Approved by the government in 1983, the Light Combat Aircraft created by the government's Defence Research and Development Organization was intended to be the spine of the air force due for introduction in 1994. However, there was a huge delay in making it from the scratch with a new engine (which was later scrapped). So far, only one fully functional LCA has been developed.
Cost of the LCA project
The Tejas LCA has cost DRDO approximately Rs.7000 crore which is a minuscule amount compared to other similar aircraft in the world.
Tejas to replace MIGs
Defense Minister, Manohar Parrikar informed that the Defence Research and Development Organization was working on the Light Combat Aircraft Tejas Programme, but it was running behind schedule. He also informed the Lok Sabha that approximately 20-30 Tejas will be commissioned soon. Tejas would be replacing the MIG fighters. Further, he pointed that the government was negotiating 126 Rafale fighter-jets deal.
After 32 year wait, Tejas is finally here!
Manohar Parrikar delivered the first of the "indigenously built" Light Combat Aircraft (LCA) Tejas in Bengaluru to the Indian Air Force (IAF).

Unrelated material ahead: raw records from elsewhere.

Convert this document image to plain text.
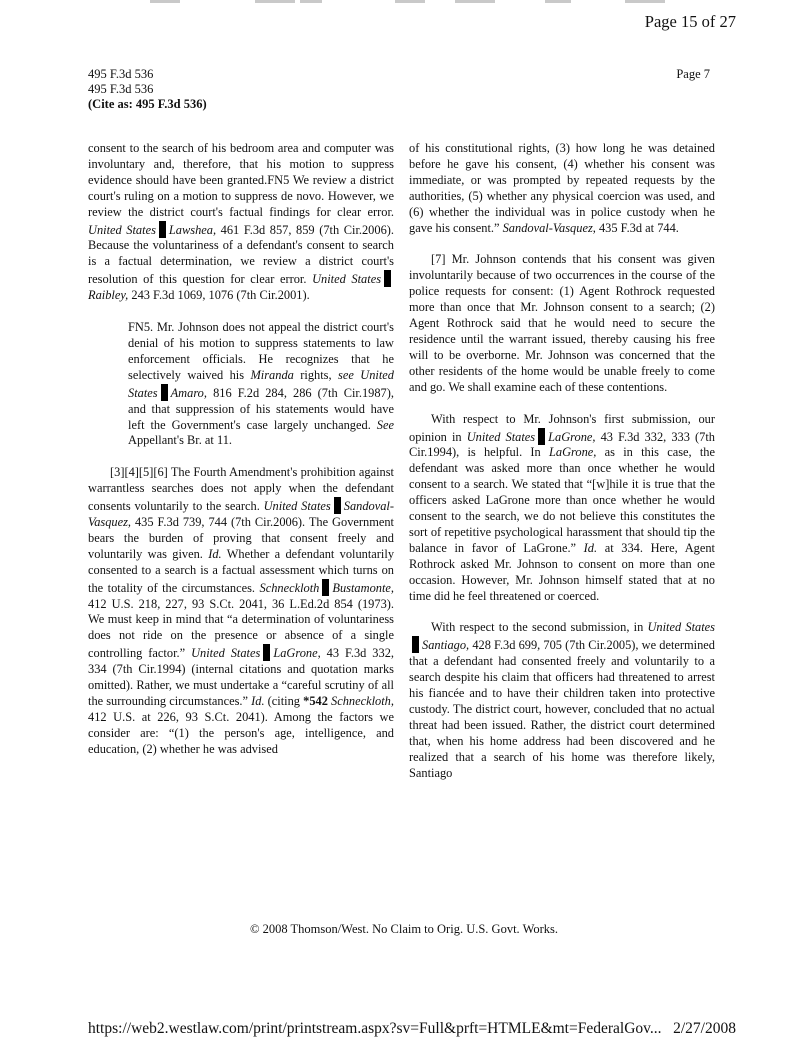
Page 15 of 27
495 F.3d 536
495 F.3d 536
(Cite as: 495 F.3d 536)
Page 7

consent to the search of his bedroom area and computer was involuntary and, therefore, that his motion to suppress evidence should have been granted.FN5 We review a district court's ruling on a motion to suppress de novo. However, we review the district court's factual findings for clear error. United States Lawshea, 461 F.3d 857, 859 (7th Cir.2006). Because the voluntariness of a defendant's consent to search is a factual determination, we review a district court's resolution of this question for clear error. United StatesRaibley, 243 F.3d 1069, 1076 (7th Cir.2001).

FN5. Mr. Johnson does not appeal the district court's denial of his motion to suppress statements to law enforcement officials. He recognizes that he selectively waived his Miranda rights, see United States Amaro, 816 F.2d 284, 286 (7th Cir.1987), and that suppression of his statements would have left the Government's case largely unchanged. See Appellant's Br. at 11.

[3][4][5][6] The Fourth Amendment's prohibition against warrantless searches does not apply when the defendant consents voluntarily to the search. United States Sandoval-Vasquez, 435 F.3d 739, 744 (7th Cir.2006). The Government bears the burden of proving that consent freely and voluntarily was given. Id. Whether a defendant voluntarily consented to a search is a factual assessment which turns on the totality of the circumstances. Schneckloth Bustamonte, 412 U.S. 218, 227, 93 S.Ct. 2041, 36 L.Ed.2d 854 (1973). We must keep in mind that “a determination of voluntariness does not ride on the presence or absence of a single controlling factor.” United States LaGrone, 43 F.3d 332, 334 (7th Cir.1994) (internal citations and quotation marks omitted). Rather, we must undertake a “careful scrutiny of all the surrounding circumstances.” Id. (citing *542 Schneckloth, 412 U.S. at 226, 93 S.Ct. 2041). Among the factors we consider are: “(1) the person's age, intelligence, and education, (2) whether he was advised

of his constitutional rights, (3) how long he was detained before he gave his consent, (4) whether his consent was immediate, or was prompted by repeated requests by the authorities, (5) whether any physical coercion was used, and (6) whether the individual was in police custody when he gave his consent.” Sandoval-Vasquez, 435 F.3d at 744.

[7] Mr. Johnson contends that his consent was given involuntarily because of two occurrences in the course of the police requests for consent: (1) Agent Rothrock requested more than once that Mr. Johnson consent to a search; (2) Agent Rothrock said that he would need to secure the residence until the warrant issued, thereby causing his free will to be overborne. Mr. Johnson was concerned that the other residents of the home would be unable freely to come and go. We shall examine each of these contentions.

With respect to Mr. Johnson's first submission, our opinion in United States LaGrone, 43 F.3d 332, 333 (7th Cir.1994), is helpful. In LaGrone, as in this case, the defendant was asked more than once whether he would consent to a search. We stated that “[w]hile it is true that the officers asked LaGrone more than once whether he would consent to the search, we do not believe this constitutes the sort of repetitive psychological harassment that should tip the balance in favor of LaGrone.” Id. at 334. Here, Agent Rothrock asked Mr. Johnson to consent on more than one occasion. However, Mr. Johnson himself stated that at no time did he feel threatened or coerced.

With respect to the second submission, in United StatesSantiago, 428 F.3d 699, 705 (7th Cir.2005), we determined that a defendant had consented freely and voluntarily to a search despite his claim that officers had threatened to arrest his fiancée and to have their children taken into protective custody. The district court, however, concluded that no actual threat had been issued. Rather, the district court determined that, when his home address had been discovered and he realized that a search of his home was therefore likely, Santiago

© 2008 Thomson/West. No Claim to Orig. U.S. Govt. Works.
https://web2.westlaw.com/print/printstream.aspx?sv=Full&prft=HTMLE&mt=FederalGov... 2/27/2008
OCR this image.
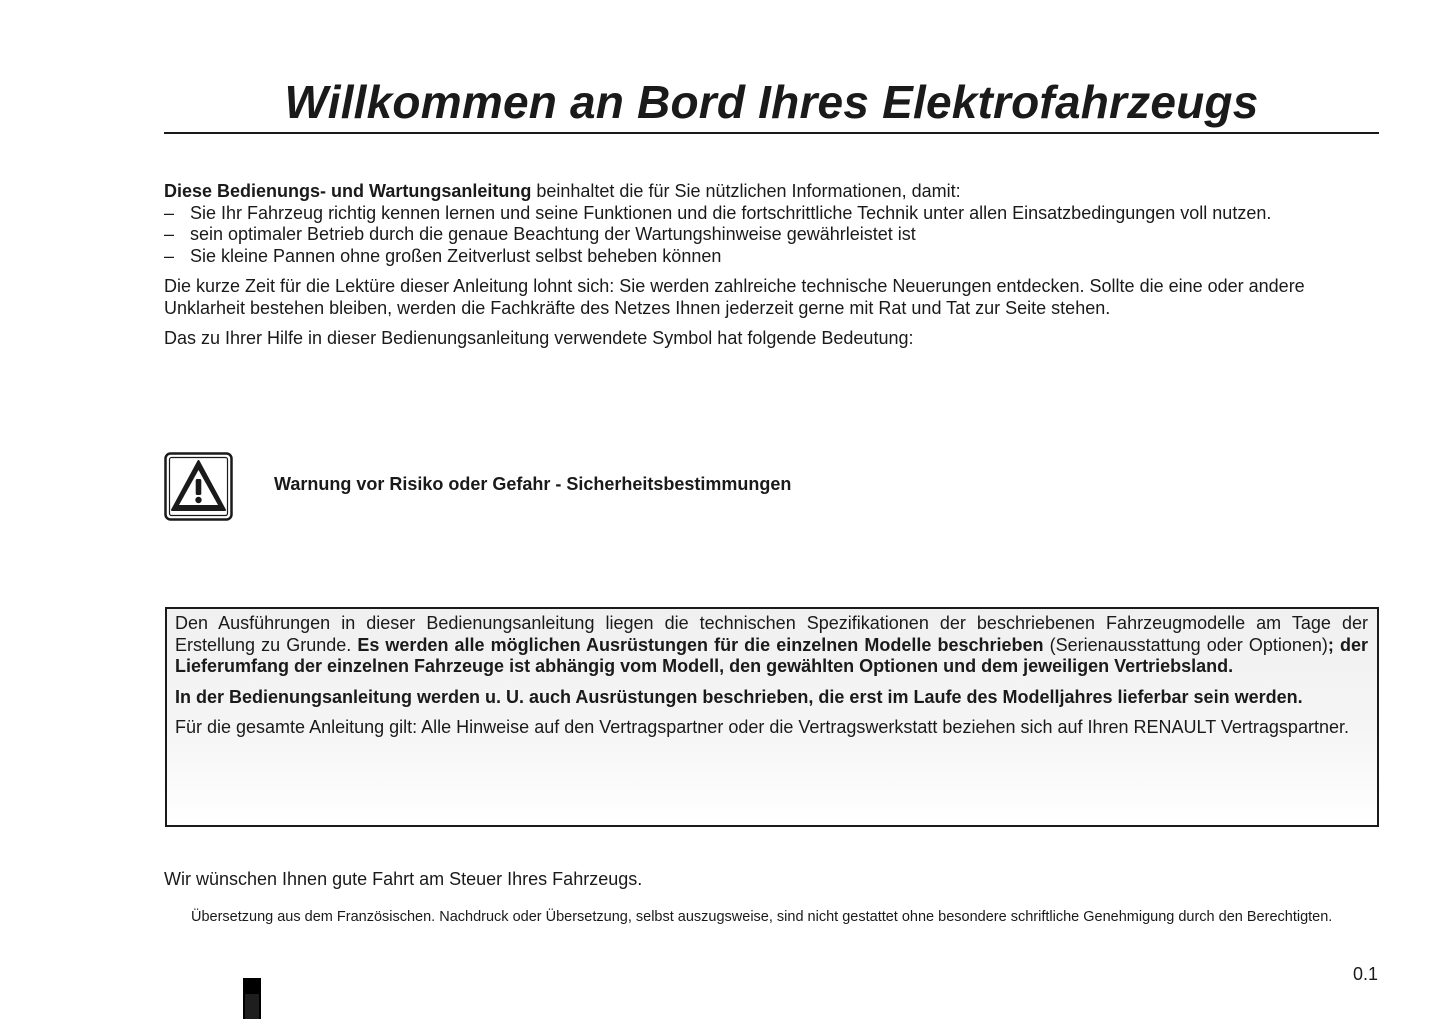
Willkommen an Bord Ihres Elektrofahrzeugs

Diese Bedienungs- und Wartungsanleitung beinhaltet die für Sie nützlichen Informationen, damit:

– Sie Ihr Fahrzeug richtig kennen lernen und seine Funktionen und die fortschrittliche Technik unter allen Einsatzbedingungen voll nutzen.
– sein optimaler Betrieb durch die genaue Beachtung der Wartungshinweise gewährleistet ist
– Sie kleine Pannen ohne großen Zeitverlust selbst beheben können

Die kurze Zeit für die Lektüre dieser Anleitung lohnt sich: Sie werden zahlreiche technische Neuerungen entdecken. Sollte die eine oder andere Unklarheit bestehen bleiben, werden die Fachkräfte des Netzes Ihnen jederzeit gerne mit Rat und Tat zur Seite stehen.

Das zu Ihrer Hilfe in dieser Bedienungsanleitung verwendete Symbol hat folgende Bedeutung:

Warnung vor Risiko oder Gefahr - Sicherheitsbestimmungen

Den Ausführungen in dieser Bedienungsanleitung liegen die technischen Spezifikationen der beschriebenen Fahrzeugmodelle am Tage der Erstellung zu Grunde. Es werden alle möglichen Ausrüstungen für die einzelnen Modelle beschrieben (Serienausstattung oder Optionen); der Lieferumfang der einzelnen Fahrzeuge ist abhängig vom Modell, den gewählten Optionen und dem jeweiligen Vertriebsland.

In der Bedienungsanleitung werden u. U. auch Ausrüstungen beschrieben, die erst im Laufe des Modelljahres lieferbar sein werden.

Für die gesamte Anleitung gilt: Alle Hinweise auf den Vertragspartner oder die Vertragswerkstatt beziehen sich auf Ihren RENAULT Vertragspartner.

Wir wünschen Ihnen gute Fahrt am Steuer Ihres Fahrzeugs.

Übersetzung aus dem Französischen. Nachdruck oder Übersetzung, selbst auszugsweise, sind nicht gestattet ohne besondere schriftliche Genehmigung durch den Berechtigten.

0.1
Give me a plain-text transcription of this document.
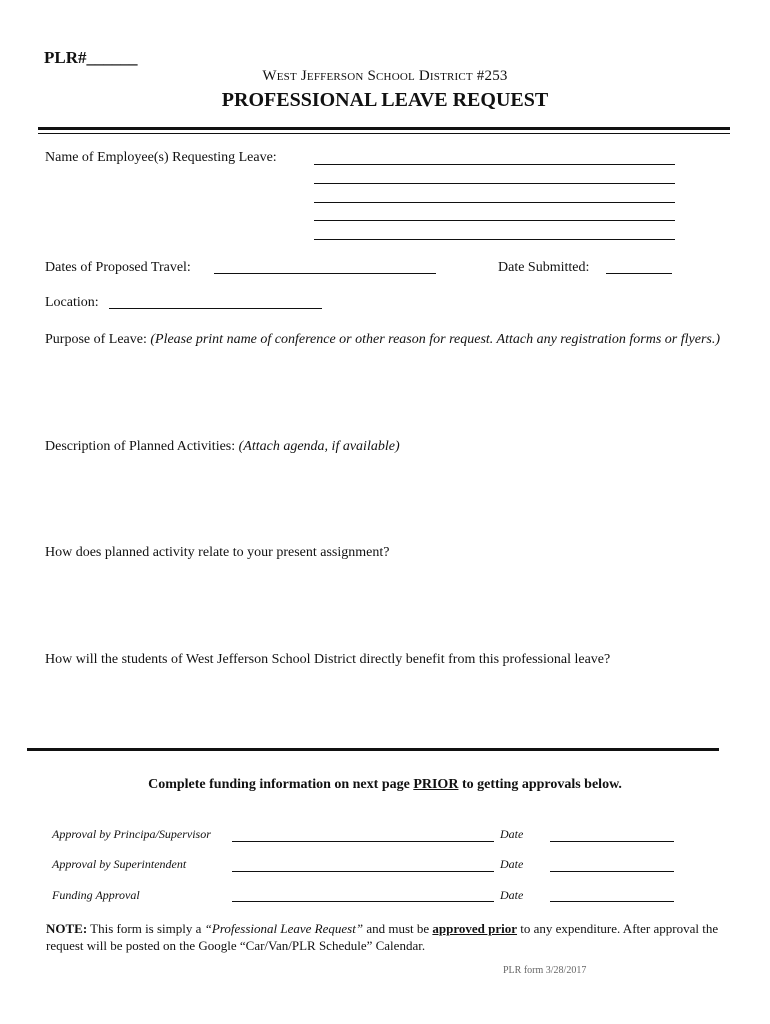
PLR#______
West Jefferson School District #253
PROFESSIONAL LEAVE REQUEST
Name of Employee(s) Requesting Leave:
Dates of Proposed Travel:	Date Submitted:
Location:
Purpose of Leave: (Please print name of conference or other reason for request. Attach any registration forms or flyers.)
Description of Planned Activities: (Attach agenda, if available)
How does planned activity relate to your present assignment?
How will the students of West Jefferson School District directly benefit from this professional leave?
Complete funding information on next page PRIOR to getting approvals below.
Approval by Principa/Supervisor	Date
Approval by Superintendent	Date
Funding Approval	Date
NOTE: This form is simply a “Professional Leave Request” and must be approved prior to any expenditure. After approval the request will be posted on the Google “Car/Van/PLR Schedule” Calendar.
PLR form 3/28/2017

After a wait of almost 32 years, the LCA was finally handed over to the Air Force after completing the initial operational clearance-II, which meant that the Tejas was airworthy in various conditions. 20 such LCAs will be built by 2017-18.
CAG slams Tejas, says unfit for Air Force
The Comptroller and Auditor General (CAG) came down strongly on India's Light Combat Aircraft Tejas plan. CAG criticized the Mark-I version of Tejas by stating that it had almost 53 weaknesses and did "not meet Indian Air Force specifications." It was also pointed out that a lack of a trainer model would adversely impact pilot training, thereby proving to be a constraint.
Anxiety within military circles
The incorporation of India's struggling Tejas light combat aircraft (LCA) came at a time at which the Indian air force seemed to be most exposed. It is at its weakest operational force since the 1962 war against China. The induction of Tejas was a necessity for Air Force to have the minimum number of aircraft that is a must for IAF.
Air force to make-do with obsolete Tejas
The government shot down Indian military's request for 36 fighter planes from Dassault Aviation SA and forced 32-years-old Tejas light combat aircraft (LCA) on it. Air force had also wanted an additional 44 Rafale aircraft. This decision of the government is in keeping with the 'Make in India' policy aims to encourage the use of Indian industry and lower India's reliance on foreign arms.